– Почему не сказал?
– Я ж только догадывался.
– Ну ладно, оставим. – Свешников устало присел на лавку. Попросил: – Глянь, что у помяса кипит в горшке.
Гришка громыхнул крышкой и ошеломленно отшатнулся от ударившего в нос скверного духа.
– Зелье колдовское? Аптах ты?
– Да нет! Не колдун я. А варится холгут! – Помяс в отчаянии вскочил, сунул в темное кипящее варево длинную деревянную ложку.

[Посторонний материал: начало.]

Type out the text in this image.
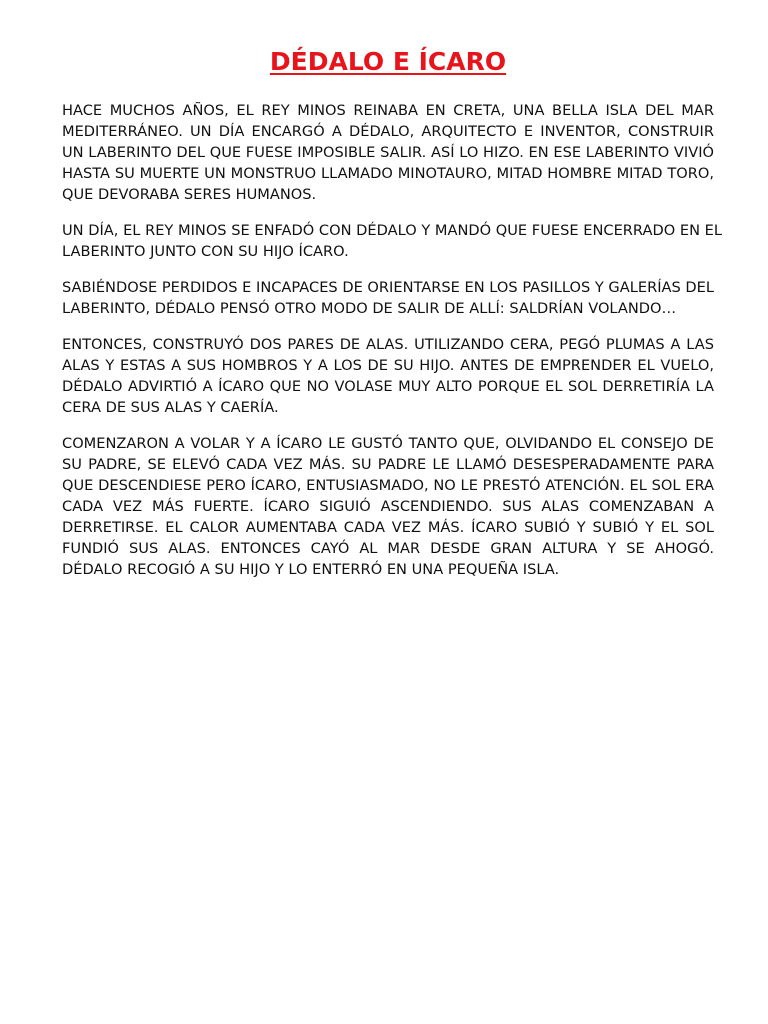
DÉDALO E ÍCARO

HACE MUCHOS AÑOS, EL REY MINOS REINABA EN CRETA, UNA BELLA ISLA DEL MAR MEDITERRÁNEO. UN DÍA ENCARGÓ A DÉDALO, ARQUITECTO E INVENTOR, CONSTRUIR UN LABERINTO DEL QUE FUESE IMPOSIBLE SALIR. ASÍ LO HIZO. EN ESE LABERINTO VIVIÓ HASTA SU MUERTE UN MONSTRUO LLAMADO MINOTAURO, MITAD HOMBRE MITAD TORO, QUE DEVORABA SERES HUMANOS.

UN DÍA, EL REY MINOS SE ENFADÓ CON DÉDALO Y MANDÓ QUE FUESE ENCERRADO EN EL LABERINTO JUNTO CON SU HIJO ÍCARO.

SABIÉNDOSE PERDIDOS E INCAPACES DE ORIENTARSE EN LOS PASILLOS Y GALERÍAS DEL LABERINTO, DÉDALO PENSÓ OTRO MODO DE SALIR DE ALLÍ: SALDRÍAN VOLANDO…

ENTONCES, CONSTRUYÓ DOS PARES DE ALAS. UTILIZANDO CERA, PEGÓ PLUMAS A LAS ALAS Y ESTAS A SUS HOMBROS Y A LOS DE SU HIJO. ANTES DE EMPRENDER EL VUELO, DÉDALO ADVIRTIÓ A ÍCARO QUE NO VOLASE MUY ALTO PORQUE EL SOL DERRETIRÍA LA CERA DE SUS ALAS Y CAERÍA.

COMENZARON A VOLAR Y A ÍCARO LE GUSTÓ TANTO QUE, OLVIDANDO EL CONSEJO DE SU PADRE, SE ELEVÓ CADA VEZ MÁS. SU PADRE LE LLAMÓ DESESPERADAMENTE PARA QUE DESCENDIESE PERO ÍCARO, ENTUSIASMADO, NO LE PRESTÓ ATENCIÓN. EL SOL ERA CADA VEZ MÁS FUERTE. ÍCARO SIGUIÓ ASCENDIENDO. SUS ALAS COMENZABAN A DERRETIRSE. EL CALOR AUMENTABA CADA VEZ MÁS. ÍCARO SUBIÓ Y SUBIÓ Y EL SOL FUNDIÓ SUS ALAS. ENTONCES CAYÓ AL MAR DESDE GRAN ALTURA Y SE AHOGÓ. DÉDALO RECOGIÓ A SU HIJO Y LO ENTERRÓ EN UNA PEQUEÑA ISLA.
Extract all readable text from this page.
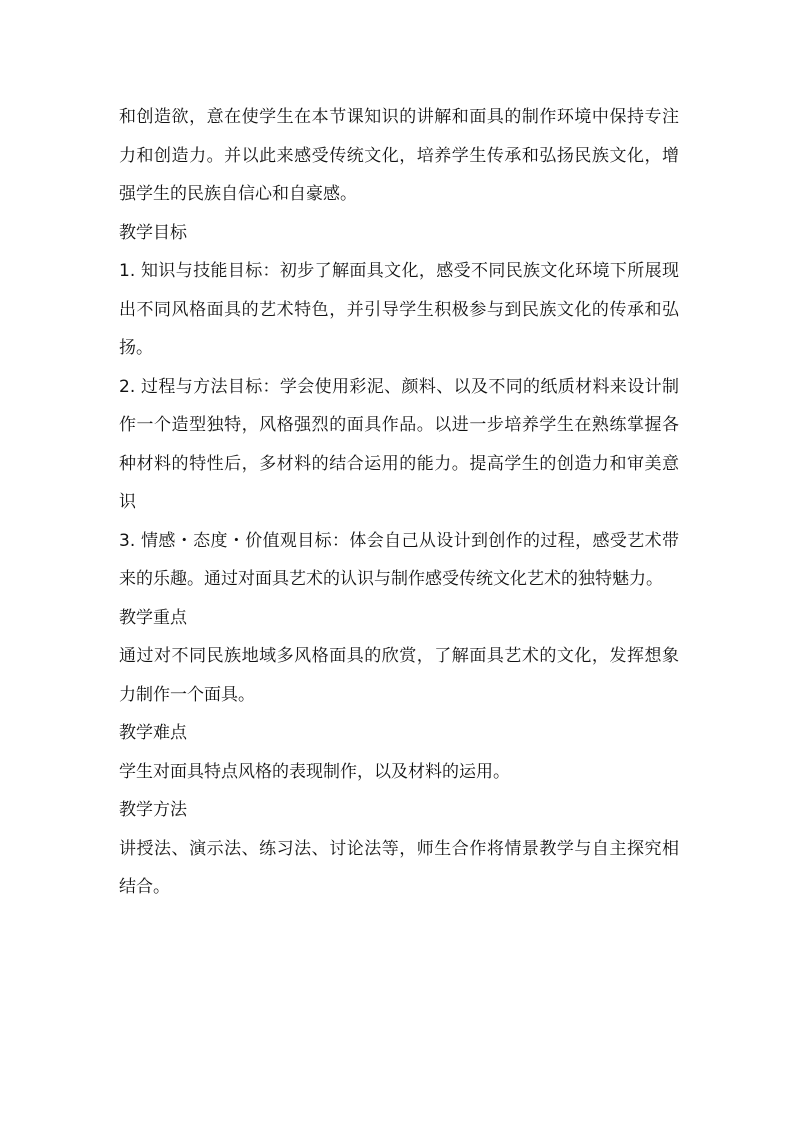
和创造欲，意在使学生在本节课知识的讲解和面具的制作环境中保持专注力和创造力。并以此来感受传统文化，培养学生传承和弘扬民族文化，增强学生的民族自信心和自豪感。

教学目标

1. 知识与技能目标：初步了解面具文化，感受不同民族文化环境下所展现出不同风格面具的艺术特色，并引导学生积极参与到民族文化的传承和弘扬。

2. 过程与方法目标：学会使用彩泥、颜料、以及不同的纸质材料来设计制作一个造型独特，风格强烈的面具作品。以进一步培养学生在熟练掌握各种材料的特性后，多材料的结合运用的能力。提高学生的创造力和审美意识

3. 情感・态度・价值观目标：体会自己从设计到创作的过程，感受艺术带来的乐趣。通过对面具艺术的认识与制作感受传统文化艺术的独特魅力。

教学重点

通过对不同民族地域多风格面具的欣赏，了解面具艺术的文化，发挥想象力制作一个面具。

教学难点

学生对面具特点风格的表现制作，以及材料的运用。

教学方法

讲授法、演示法、练习法、讨论法等，师生合作将情景教学与自主探究相结合。
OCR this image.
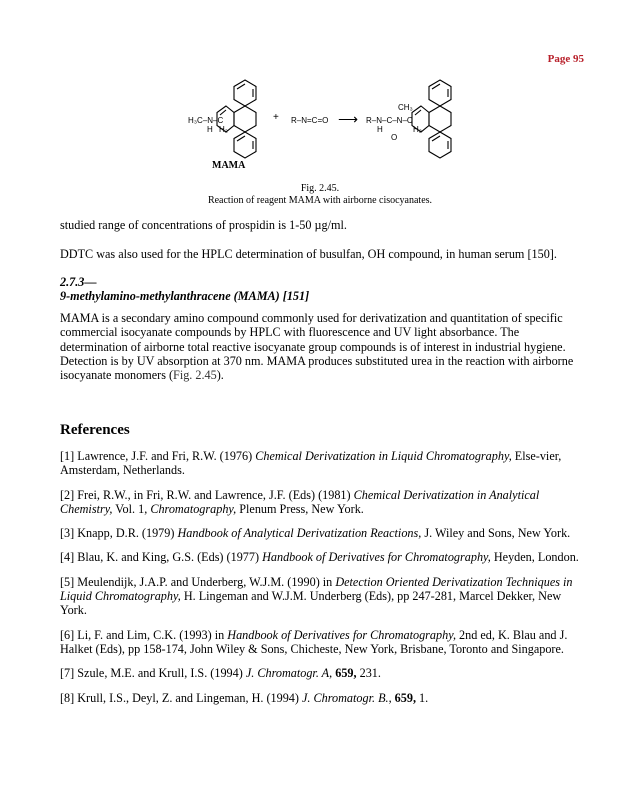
Page 95
H₃C–N–C
H H₂
+ R–N=C=O ⟶
CH₃
R–N–C–N–C
H
O
H₂
MAMA
Fig. 2.45.
Reaction of reagent MAMA with airborne cisocyanates.

studied range of concentrations of prospidin is 1-50 µg/ml.

DDTC was also used for the HPLC determination of busulfan, OH compound, in human serum [150].

2.7.3—
9-methylamino-methylanthracene (MAMA) [151]

MAMA is a secondary amino compound commonly used for derivatization and quantitation of specific commercial isocyanate compounds by HPLC with fluorescence and UV light absorbance. The determination of airborne total reactive isocyanate group compounds is of interest in industrial hygiene. Detection is by UV absorption at 370 nm. MAMA produces substituted urea in the reaction with airborne isocyanate monomers (Fig. 2.45).

References

[1] Lawrence, J.F. and Fri, R.W. (1976) Chemical Derivatization in Liquid Chromatography, Else-vier, Amsterdam, Netherlands.

[2] Frei, R.W., in Fri, R.W. and Lawrence, J.F. (Eds) (1981) Chemical Derivatization in Analytical Chemistry, Vol. 1, Chromatography, Plenum Press, New York.

[3] Knapp, D.R. (1979) Handbook of Analytical Derivatization Reactions, J. Wiley and Sons, New York.

[4] Blau, K. and King, G.S. (Eds) (1977) Handbook of Derivatives for Chromatography, Heyden, London.

[5] Meulendijk, J.A.P. and Underberg, W.J.M. (1990) in Detection Oriented Derivatization Techniques in Liquid Chromatography, H. Lingeman and W.J.M. Underberg (Eds), pp 247-281, Marcel Dekker, New York.

[6] Li, F. and Lim, C.K. (1993) in Handbook of Derivatives for Chromatography, 2nd ed, K. Blau and J. Halket (Eds), pp 158-174, John Wiley & Sons, Chicheste, New York, Brisbane, Toronto and Singapore.

[7] Szule, M.E. and Krull, I.S. (1994) J. Chromatogr. A, 659, 231.

[8] Krull, I.S., Deyl, Z. and Lingeman, H. (1994) J. Chromatogr. B., 659, 1.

Попробовал, выпучивая глаза. – По бедности своей ничего не имею, питаюсь скаредной пищей.
Теперь опешил Свешников:
– Как холгут?
– Зверь, зверь такой, – затрясся помяс. – Турхукэнни, корова подземная!
– Нет, ты слышь, Степан? – оскалился Гришка Лоскут. – Вот ты вел нас, мы шли, совсем не веря, а холгут был, только его помяс съел.
– Как такое посмел? – вскочил Свешников.
Будто не было долгих дней трудного лыжного перехода, вскочил, вырвал длинную ложку у растерявшегося помяса. Глиняный неаккуратный горшок курился на печи, дрожал в нетерпении, крутились в кипятке бурые куски.
– Где такое добыл?
– Да рядом. На берегу.
– Правда холгут? Корова подземная?
– Он, он! Холгут! С рукой на носу! – трясся, дергался помяс, языком подпирал небритую щеку от большого усердия угодить.
– Как добыл такого большого? Он идет, земля вздрагивает.
– Да сам разбился. Там на берегу полоска ледяная, песчаная, называется чохочал. Ну, шел зверь и грянулся вниз с обрыва. А высоко. Лед твердый и зверь тяжелый. Сразу насмерть, весь поломался, застыл на морозе. Теперь питаюсь.
– Небось, и человечину жрал? – остервенился Лоскут.
– Что ты! Что ты!
Глухо.
Вваливаясь в избу, казаки напустили холоду.
Смеясь, окружили горшок. С отвращением принюхивались, оторопело качали головами – ну, дивен, дивен божий мир! Только вчера совсем без края снеговая равнина, в небе отсвет далеких юкагирских костров, а сегодня – русская изба. Только вчера загадочно и жестоко зарезанный в урасе вож, а сегодня – нежданно и счастливо обретенный травник. Только вчера всеобщая неясность, томление, мгла, а сегодня – мясо старинного зверя.
Дивны дела твои, Господи.
По-другому поглядывали на Свешникова.
Вдруг почувствовали: запахло большой удачей.
Даже Микуня расхрабрился, прикрикнул на трясущегося помяса:
– Часто приходят писаные?
Помяс еще сильнее затрясся:
– Присовокупи еси велие милосердие во всем… Всякого приходящего к тебе не оскорбляющи ни в чем… Один сижу, – зашептал, бегая глазами. – Писаные, какие были, все откочевали. В сторону дальних уединенных речек откочевали. Если вернутся, только к лету. – Выпучив выпуклые глаза, уставился на Свешникова. – Положим же паки надежду на всемиластиваго в щедротах… Он же избавил своего Израиля, бывшаго во многих работах… В сендухе много озер, – шептал, вздрагивая. – На веретьях сухих пески хрущеватые. А по пескам пасутся подземные коровы. Выходят вдали от человеческого глаза прямо из-под земли. Выходят наружу шумно, с громом и с трясением земли, но сами по себе тварь безвредная. – Косился на мрачного Лоскута. – Сего ради премудрым своим промыслом и правдою все устрояет… И аки коня браздою, тако и нас тацеми бедами от грех возражает… – Пояснил, трясясь: – Я помяс. Лисай звать. Всякие травки знаю. С таким знанием не оцынжаешь в сендухе.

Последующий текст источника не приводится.